Negócios

Crise reduz meta anual de venda de PCs no Brasil

O resultado do primeiro semestre deste ano na área de PCs não é animador. Foram vendidos 1 milhão e 447 mil desktops no País. Se este ritmo for mantido, a IDC estima que, pela primeira vez, o Brasil poderá apresentar uma queda anual em suas vendas. Em 2001, foram comercializados 3 milhões e 200 mil microcomputadores.

14 de Agosto de 2002 - 19h01

Embora tenha apresentado um resultado superior ao do segundo trimestre do ano passado - quando o País foi atingido pelo racionamento de energia - o mercado de PCs no Brasil apresenta sinais claros que enfrenta uma crise.

De acordo com os dados da IDC Brasil, passados em primeira mão para o CW Online , foram vendidos no período, 803 mil PCs. Em relação ao primeiro trimestre, quando 844 mil microcomputadores foram comercializados, houve uma queda de 5%.

Segundo o analista da IDC Brasil, o resultado não segue o ritmo tradicional de negócios, já que o segundo trimestre, costuma apresentar um crescimento de pelo menos 10% em relação ao primeiro.

O baixo desempenho é explicado pela instabilidade econômica, pela flutação do dólar - que chegou a superar a casa dos R$ 3.30 - e pela greve dos auditores fiscais da Receita Federal, que atrasou os cronogramas de fabricação local das indústrias instaladas no País.

No total, o primeiro semestre brasileiro teve um resultado abaixo do esperado. Foram comercializados 1 milhão 647 mil PCs. A queda é significativa, tanto que, pela primeira vez, a IDC Brasil, acredita que o Brasil poderá apresentar uma queda anual em suas vendas. Em 2001, foram vendidos 3 milhões e 200 mil PCs.

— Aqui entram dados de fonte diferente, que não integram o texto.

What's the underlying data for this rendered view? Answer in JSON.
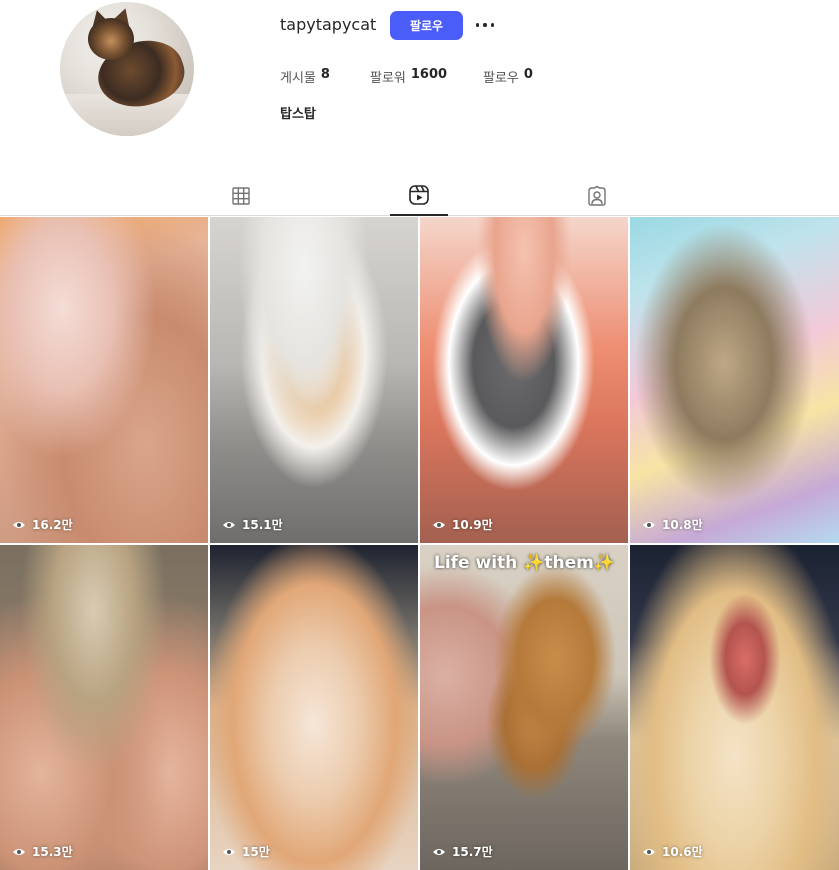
{
  "profile": {
    "username": "tapytapycat",
    "follow_label": "팔로우",
    "more_icon": "more-horizontal-icon",
    "stats": {
      "posts_label": "게시물",
      "posts_value": "8",
      "followers_label": "팔로워",
      "followers_value": "1600",
      "following_label": "팔로우",
      "following_value": "0"
    },
    "display_name": "탑스탑"
  },
  "tabs": [
    {
      "icon": "grid-icon",
      "active": false
    },
    {
      "icon": "reels-icon",
      "active": true
    },
    {
      "icon": "tagged-icon",
      "active": false
    }
  ],
  "accent_color": "#4a5df9",
  "reels": [
    {
      "views": "16.2만"
    },
    {
      "views": "15.1만"
    },
    {
      "views": "10.9만"
    },
    {
      "views": "10.8만"
    },
    {
      "views": "15.3만"
    },
    {
      "views": "15만"
    },
    {
      "views": "15.7만",
      "overlay": "Life with ✨them✨"
    },
    {
      "views": "10.6만"
    }
  ]
}
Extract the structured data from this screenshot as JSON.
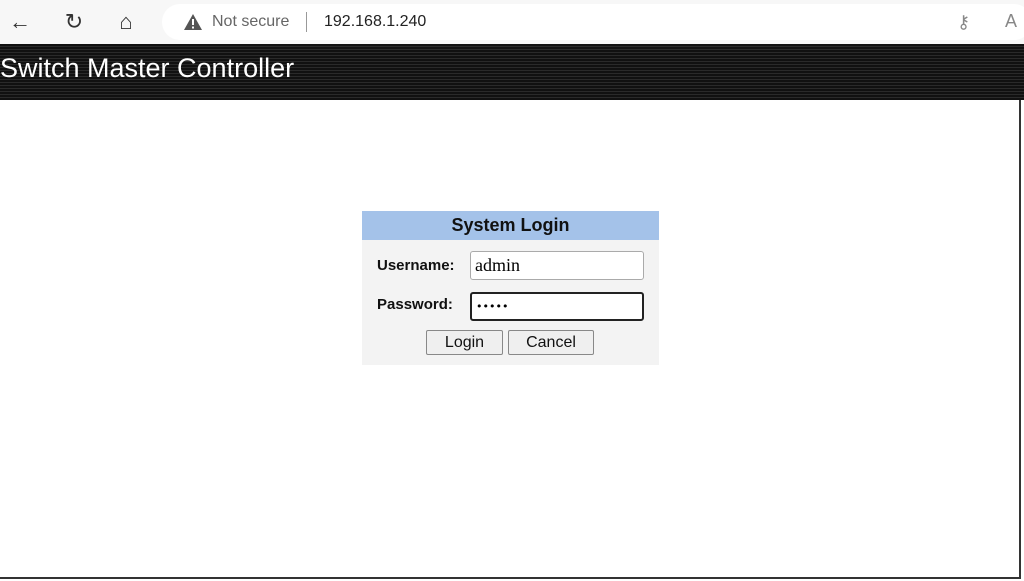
{
  "browser": {
    "security_label": "Not secure",
    "url": "192.168.1.240",
    "icons": [
      "back-arrow-icon",
      "refresh-icon",
      "home-icon",
      "warning-icon",
      "key-icon",
      "read-aloud-icon"
    ]
  },
  "header": {
    "title": "Switch Master Controller"
  },
  "login": {
    "title": "System Login",
    "username_label": "Username:",
    "username_value": "admin",
    "password_label": "Password:",
    "password_value": "•••••",
    "login_button": "Login",
    "cancel_button": "Cancel"
  },
  "colors": {
    "login_header": "#a4c2e9",
    "page_header": "#1a1a1a"
  }
}
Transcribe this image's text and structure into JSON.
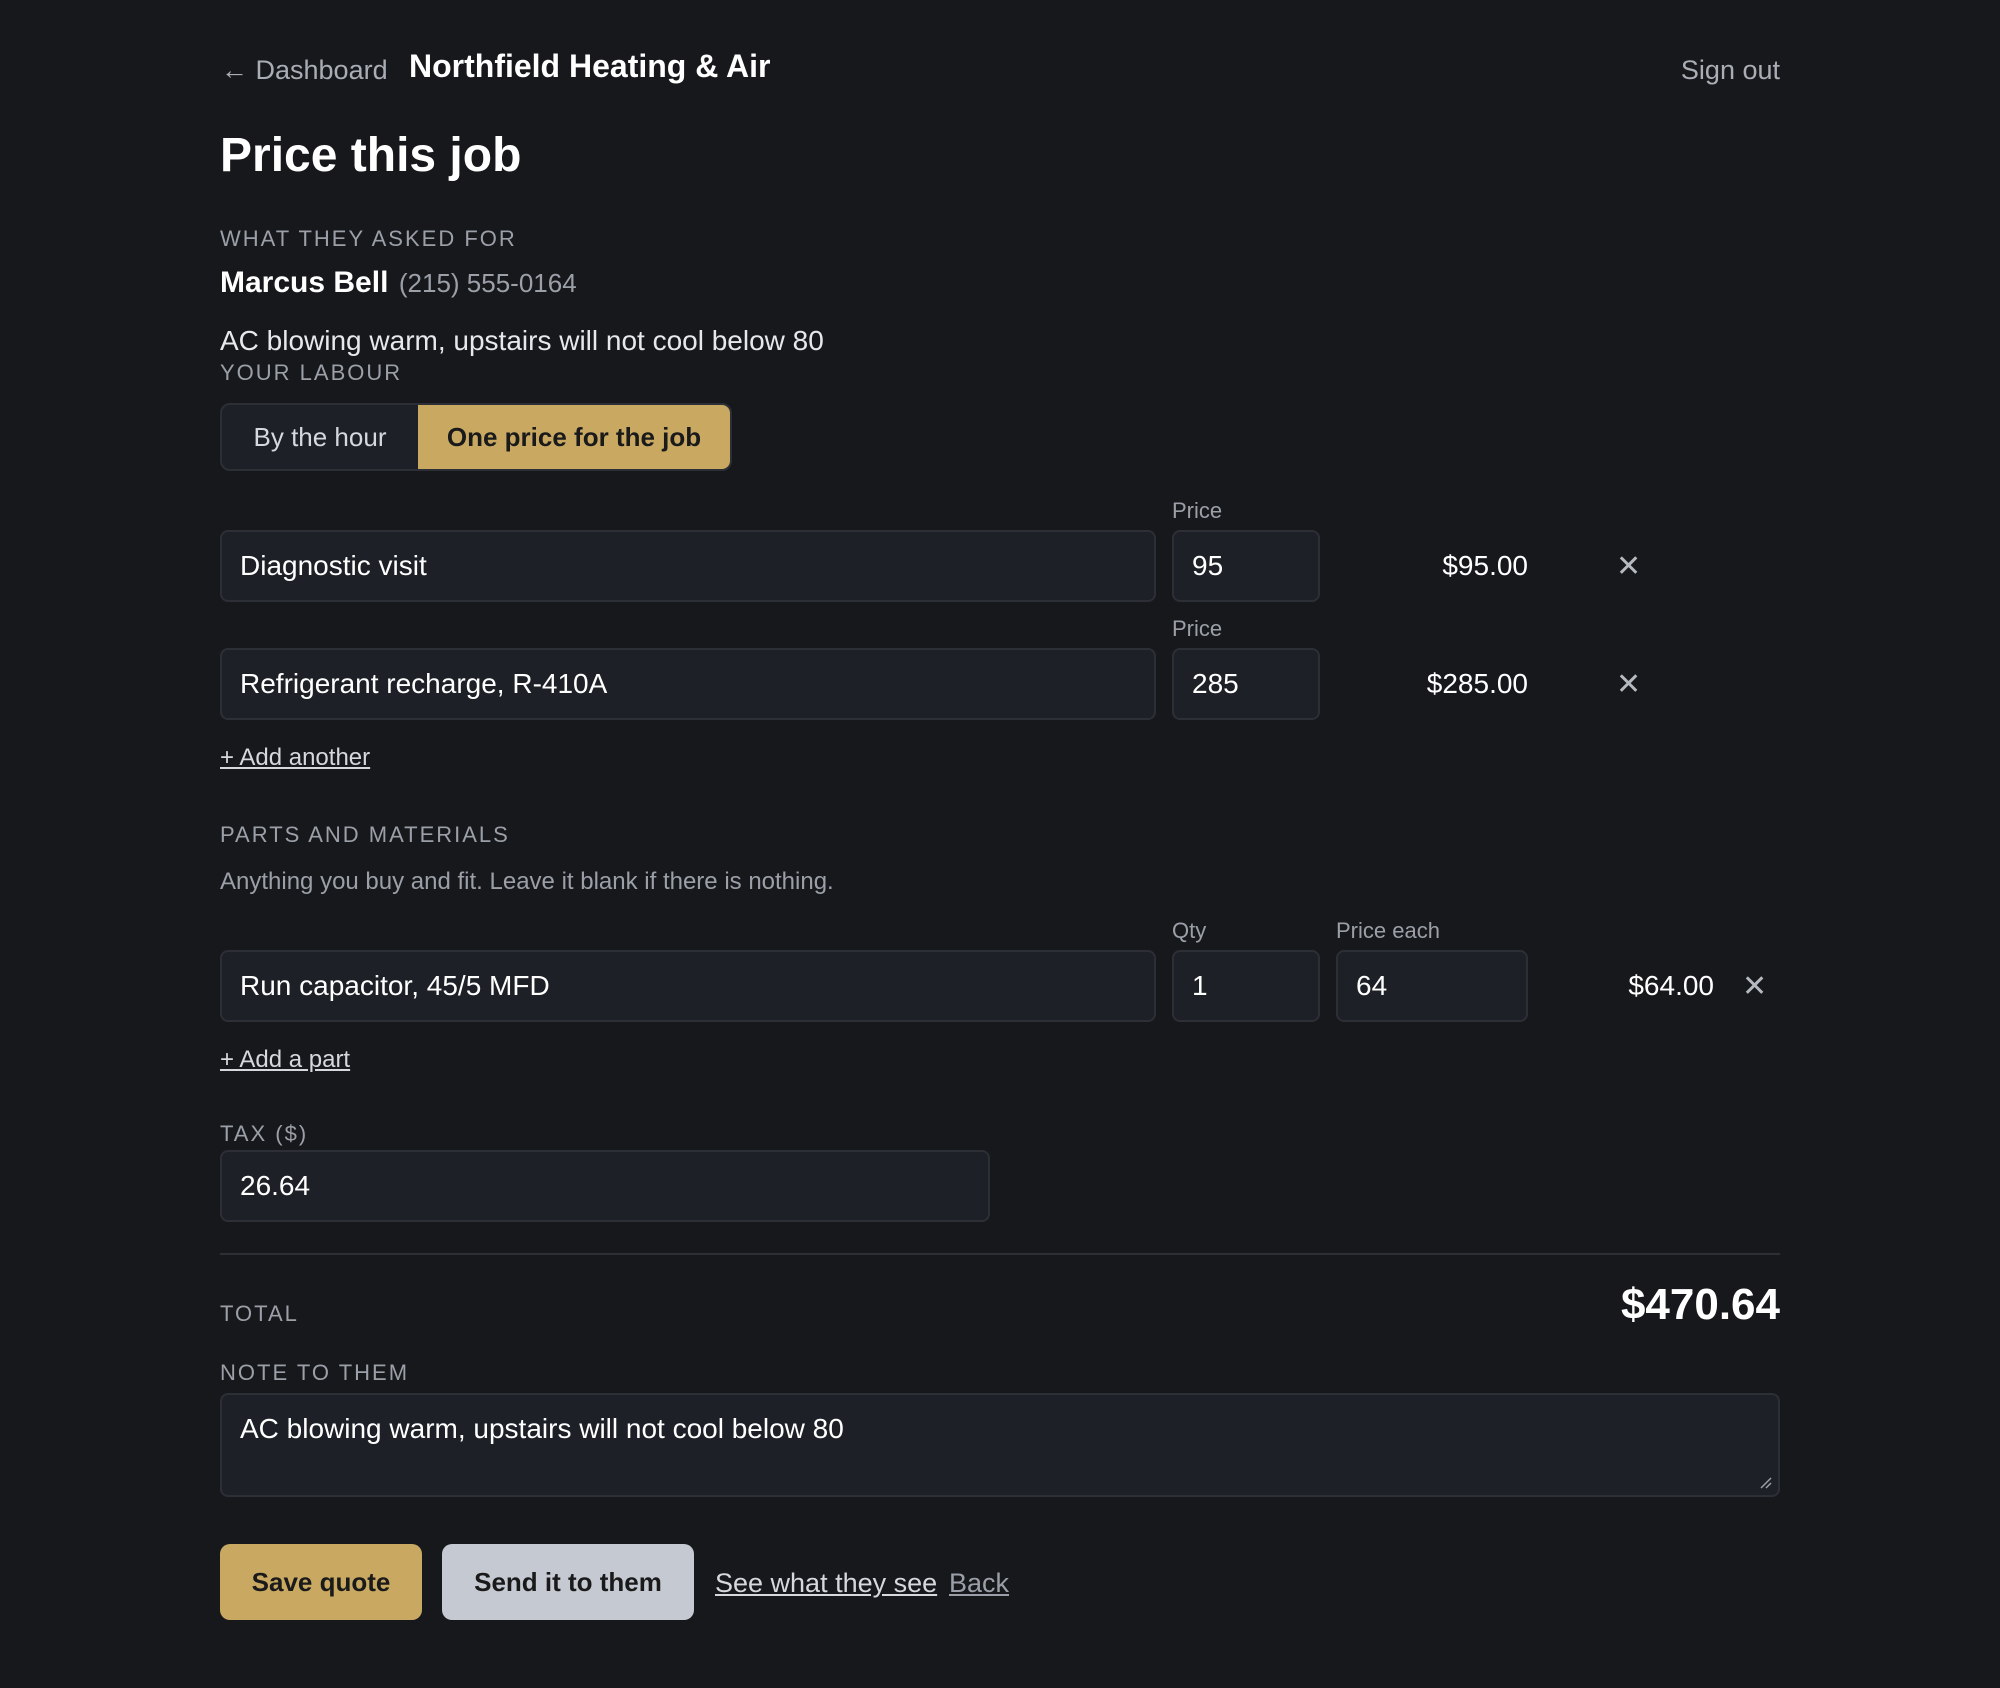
{
  "header": {
    "back_label": "← Dashboard",
    "business_name": "Northfield Heating & Air",
    "signout_label": "Sign out"
  },
  "page_title": "Price this job",
  "request": {
    "section_label": "What they asked for",
    "customer_name": "Marcus Bell",
    "customer_phone": "(215) 555-0164",
    "description": "AC blowing warm, upstairs will not cool below 80"
  },
  "labour": {
    "section_label": "Your labour",
    "modes": [
      "By the hour",
      "One price for the job"
    ],
    "selected_mode": "One price for the job",
    "price_label": "Price",
    "items": [
      {
        "description": "Diagnostic visit",
        "price": "95",
        "amount": "$95.00"
      },
      {
        "description": "Refrigerant recharge, R-410A",
        "price": "285",
        "amount": "$285.00"
      }
    ],
    "add_label": "+ Add another",
    "remove_icon": "close-icon"
  },
  "parts": {
    "section_label": "Parts and materials",
    "hint": "Anything you buy and fit. Leave it blank if there is nothing.",
    "qty_label": "Qty",
    "price_each_label": "Price each",
    "items": [
      {
        "description": "Run capacitor, 45/5 MFD",
        "qty": "1",
        "price_each": "64",
        "amount": "$64.00"
      }
    ],
    "add_label": "+ Add a part"
  },
  "tax": {
    "label": "Tax ($)",
    "value": "26.64"
  },
  "total": {
    "label": "Total",
    "value": "$470.64"
  },
  "note": {
    "label": "Note to them",
    "value": "AC blowing warm, upstairs will not cool below 80"
  },
  "actions": {
    "save_label": "Save quote",
    "send_label": "Send it to them",
    "preview_label": "See what they see",
    "back_label": "Back"
  },
  "colors": {
    "accent": "#c9a962",
    "background": "#16181c",
    "field_background": "#1d2026",
    "secondary_button": "#c5cad2"
  }
}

No primeiro semestre, informa ainda a IDC Brasil, o mercado corporativo não respondeu bem. As vendas foram apenas pontuais e ficaram abaixo do esperado.

No mercado doméstico, até abril, a venda foi satisfatória, mas com o acirramento da instabilidade econômica, houve uma queda significativa. O índice de inadimplência cresceu e houve uma redução do número de prestações para a aquisição de PCs por parte dos fabricantes. O mercado cinza, no qual um computador possui algum tipo de componente contrabandeado, mantém a sua presença. No primeiro trimestre, o índice estava em 60%.

A estimativa da IDC Brasil de haver uma queda anual nas vendas de PCs é preocupante, já que mesmo em 1999, quando houve a desvalorização do real e a crise no México, o mercado reagiu e fechou o ano com um crescimento de 11,6% em relação ao ano anterior.